Tuesday, November 20, 2018

Back in Brooklyn, Through the Lens of History


As I remember it, my mother's uncle, aunt, and young cousin all perished in concentration camps. I remember it mostly because the young cousin -- whose name I may have once known, but have forgotten  -- was my mother's age, and looked just like her. It always made me think about how random life is, how being born in one place as opposed to another can be a matter of life and death.

My parents were both born here, in America, and their parents were all here long before Hitler marched through their homelands to exterminate all the Jews, having escaped hatreds of an earlier time. I grew up far removed from any first hand narratives, two generations away from anybody who actually bore witness. I have friends who, unlike me, are first generation Americans. Some know their family histories in intimate detail, from their parents. Some know little more than I do, because their parents had tucked the horrors of their childhoods neatly away; it was the only way they could move forward.

Even first hand recollections, whether told or buried, can become fuzzy, as fuzzy as the fraying photographs I've been sifting through all morning. But time (if you're lucky enough to have it) keeps the essential details in tact. Not so with re-tellings. Maybe it's human nature to revise, on purpose, or maybe it's just the way our brains work, to protect us. My son has become curious, as he always has been about all sorts of history. The stories we have been told, we realize, do not exactly match.

My mother joined me on the floor by her father's old desk, where the old photographs have been stowed, helped me to identify the people I never knew. My own grandfather, his parents, my grandmother's parents. Some I could recognize from memory, even though they were gone by the time I came around. All these people, who helped shape the ones who shaped my mother who, for better or worse, helped shape me. I want so much to know what they were like; I wonder what they would think of us, of me, the way we all turned out. I wonder what they could tell me about life when people like us were hunted down like vermin, when anti-Semitism drove the fortunate ones across a vast ocean, to start over again in a strange place, a place where they would always be safe. Where the ones who were here, in the late 1930's and early 1940's, never really grasped what was going on over there. How could they?

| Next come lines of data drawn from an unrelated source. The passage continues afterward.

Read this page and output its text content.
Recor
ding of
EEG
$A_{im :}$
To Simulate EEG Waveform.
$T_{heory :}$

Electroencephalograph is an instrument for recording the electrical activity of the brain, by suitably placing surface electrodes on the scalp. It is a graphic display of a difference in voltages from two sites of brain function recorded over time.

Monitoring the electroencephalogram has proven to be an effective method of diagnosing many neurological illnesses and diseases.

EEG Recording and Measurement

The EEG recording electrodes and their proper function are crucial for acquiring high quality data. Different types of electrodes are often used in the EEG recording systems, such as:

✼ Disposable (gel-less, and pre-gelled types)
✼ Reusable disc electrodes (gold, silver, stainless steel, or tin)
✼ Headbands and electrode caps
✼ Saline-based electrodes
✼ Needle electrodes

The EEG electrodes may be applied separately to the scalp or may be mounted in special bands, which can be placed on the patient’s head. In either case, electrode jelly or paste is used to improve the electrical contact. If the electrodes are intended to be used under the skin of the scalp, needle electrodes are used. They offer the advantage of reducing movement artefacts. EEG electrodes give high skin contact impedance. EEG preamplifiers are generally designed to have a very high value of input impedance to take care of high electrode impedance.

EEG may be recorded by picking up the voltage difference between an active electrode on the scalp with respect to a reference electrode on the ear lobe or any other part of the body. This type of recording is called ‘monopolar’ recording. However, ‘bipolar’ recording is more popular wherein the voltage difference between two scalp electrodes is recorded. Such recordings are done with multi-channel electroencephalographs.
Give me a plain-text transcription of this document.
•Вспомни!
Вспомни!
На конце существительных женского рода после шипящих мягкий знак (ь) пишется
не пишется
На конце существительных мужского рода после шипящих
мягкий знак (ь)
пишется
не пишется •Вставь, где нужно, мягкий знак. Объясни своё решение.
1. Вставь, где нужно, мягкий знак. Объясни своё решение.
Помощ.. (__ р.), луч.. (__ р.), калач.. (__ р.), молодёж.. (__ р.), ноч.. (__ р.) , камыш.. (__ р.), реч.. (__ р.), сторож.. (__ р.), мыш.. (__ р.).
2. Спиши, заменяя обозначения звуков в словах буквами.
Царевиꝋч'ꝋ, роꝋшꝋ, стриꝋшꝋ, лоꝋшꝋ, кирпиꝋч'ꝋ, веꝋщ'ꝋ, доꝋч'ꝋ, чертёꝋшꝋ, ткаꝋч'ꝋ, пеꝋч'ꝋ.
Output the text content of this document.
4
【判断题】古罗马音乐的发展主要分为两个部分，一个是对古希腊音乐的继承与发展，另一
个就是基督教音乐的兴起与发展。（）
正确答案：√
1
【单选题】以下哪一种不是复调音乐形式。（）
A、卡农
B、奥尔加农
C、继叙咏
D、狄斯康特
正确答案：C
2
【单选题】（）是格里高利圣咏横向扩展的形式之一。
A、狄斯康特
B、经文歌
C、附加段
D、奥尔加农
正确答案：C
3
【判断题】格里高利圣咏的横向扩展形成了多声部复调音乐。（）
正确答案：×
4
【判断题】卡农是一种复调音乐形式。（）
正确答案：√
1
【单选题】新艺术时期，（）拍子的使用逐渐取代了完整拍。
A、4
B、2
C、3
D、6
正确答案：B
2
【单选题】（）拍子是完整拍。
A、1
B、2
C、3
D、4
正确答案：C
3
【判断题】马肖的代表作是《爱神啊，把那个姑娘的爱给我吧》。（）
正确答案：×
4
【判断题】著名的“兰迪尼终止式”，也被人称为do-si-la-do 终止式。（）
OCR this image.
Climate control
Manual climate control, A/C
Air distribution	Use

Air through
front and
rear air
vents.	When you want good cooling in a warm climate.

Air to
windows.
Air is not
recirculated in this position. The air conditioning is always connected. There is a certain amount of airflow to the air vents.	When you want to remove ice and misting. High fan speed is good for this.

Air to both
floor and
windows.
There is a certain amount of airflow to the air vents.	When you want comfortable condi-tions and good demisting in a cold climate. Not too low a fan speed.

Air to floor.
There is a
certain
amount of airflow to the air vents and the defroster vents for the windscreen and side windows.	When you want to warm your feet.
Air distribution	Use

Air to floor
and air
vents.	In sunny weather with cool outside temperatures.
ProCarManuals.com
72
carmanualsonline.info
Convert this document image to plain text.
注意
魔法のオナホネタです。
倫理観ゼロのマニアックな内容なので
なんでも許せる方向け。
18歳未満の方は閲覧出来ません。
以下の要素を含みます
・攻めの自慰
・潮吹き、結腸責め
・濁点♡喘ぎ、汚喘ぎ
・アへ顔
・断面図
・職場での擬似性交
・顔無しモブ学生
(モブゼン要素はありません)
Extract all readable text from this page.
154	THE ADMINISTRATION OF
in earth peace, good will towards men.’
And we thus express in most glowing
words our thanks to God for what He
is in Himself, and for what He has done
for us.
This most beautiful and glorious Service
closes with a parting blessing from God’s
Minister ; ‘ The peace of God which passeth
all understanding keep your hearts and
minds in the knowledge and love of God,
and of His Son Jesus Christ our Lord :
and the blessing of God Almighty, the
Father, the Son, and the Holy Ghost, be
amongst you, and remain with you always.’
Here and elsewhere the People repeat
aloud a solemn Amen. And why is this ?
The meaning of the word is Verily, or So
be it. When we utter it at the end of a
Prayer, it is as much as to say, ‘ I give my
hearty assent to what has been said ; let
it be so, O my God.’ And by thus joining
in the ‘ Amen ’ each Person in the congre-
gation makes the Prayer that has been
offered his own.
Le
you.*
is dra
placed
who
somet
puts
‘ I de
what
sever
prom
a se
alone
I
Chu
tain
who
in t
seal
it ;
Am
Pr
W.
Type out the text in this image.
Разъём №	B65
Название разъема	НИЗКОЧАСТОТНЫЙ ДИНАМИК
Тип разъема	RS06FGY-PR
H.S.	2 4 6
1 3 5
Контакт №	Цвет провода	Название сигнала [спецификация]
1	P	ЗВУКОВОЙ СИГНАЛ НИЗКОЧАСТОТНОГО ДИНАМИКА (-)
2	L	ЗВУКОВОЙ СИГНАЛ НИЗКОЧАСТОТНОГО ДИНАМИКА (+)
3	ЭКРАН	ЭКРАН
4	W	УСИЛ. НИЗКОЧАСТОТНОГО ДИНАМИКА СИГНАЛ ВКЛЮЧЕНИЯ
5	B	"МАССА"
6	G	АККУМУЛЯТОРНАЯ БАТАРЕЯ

My mother is certain, now, that my grandfather's brother sent his wife and his little girl to Sweden, while he stayed behind in Warsaw. She is certain, because she remembers when the letter arrived, that her uncle was killed in a camp. She is uncertain about what happened to her aunt and her cousin. My guess is, and my recollection is, they did not survive. Otherwise, we would know. My son is curious, and so am I.

It was mostly pictures, in my grandfather's old desk, but I also found my nana's glasses, and a change purse she carried, filled with coins and a "Chai" key chain. Life. I am taking the small artifacts home with me. The lenses in the glasses are too powerful, and the frame, on one side, is cracked. I will put my own lenses in, fix the crack, and keep searching.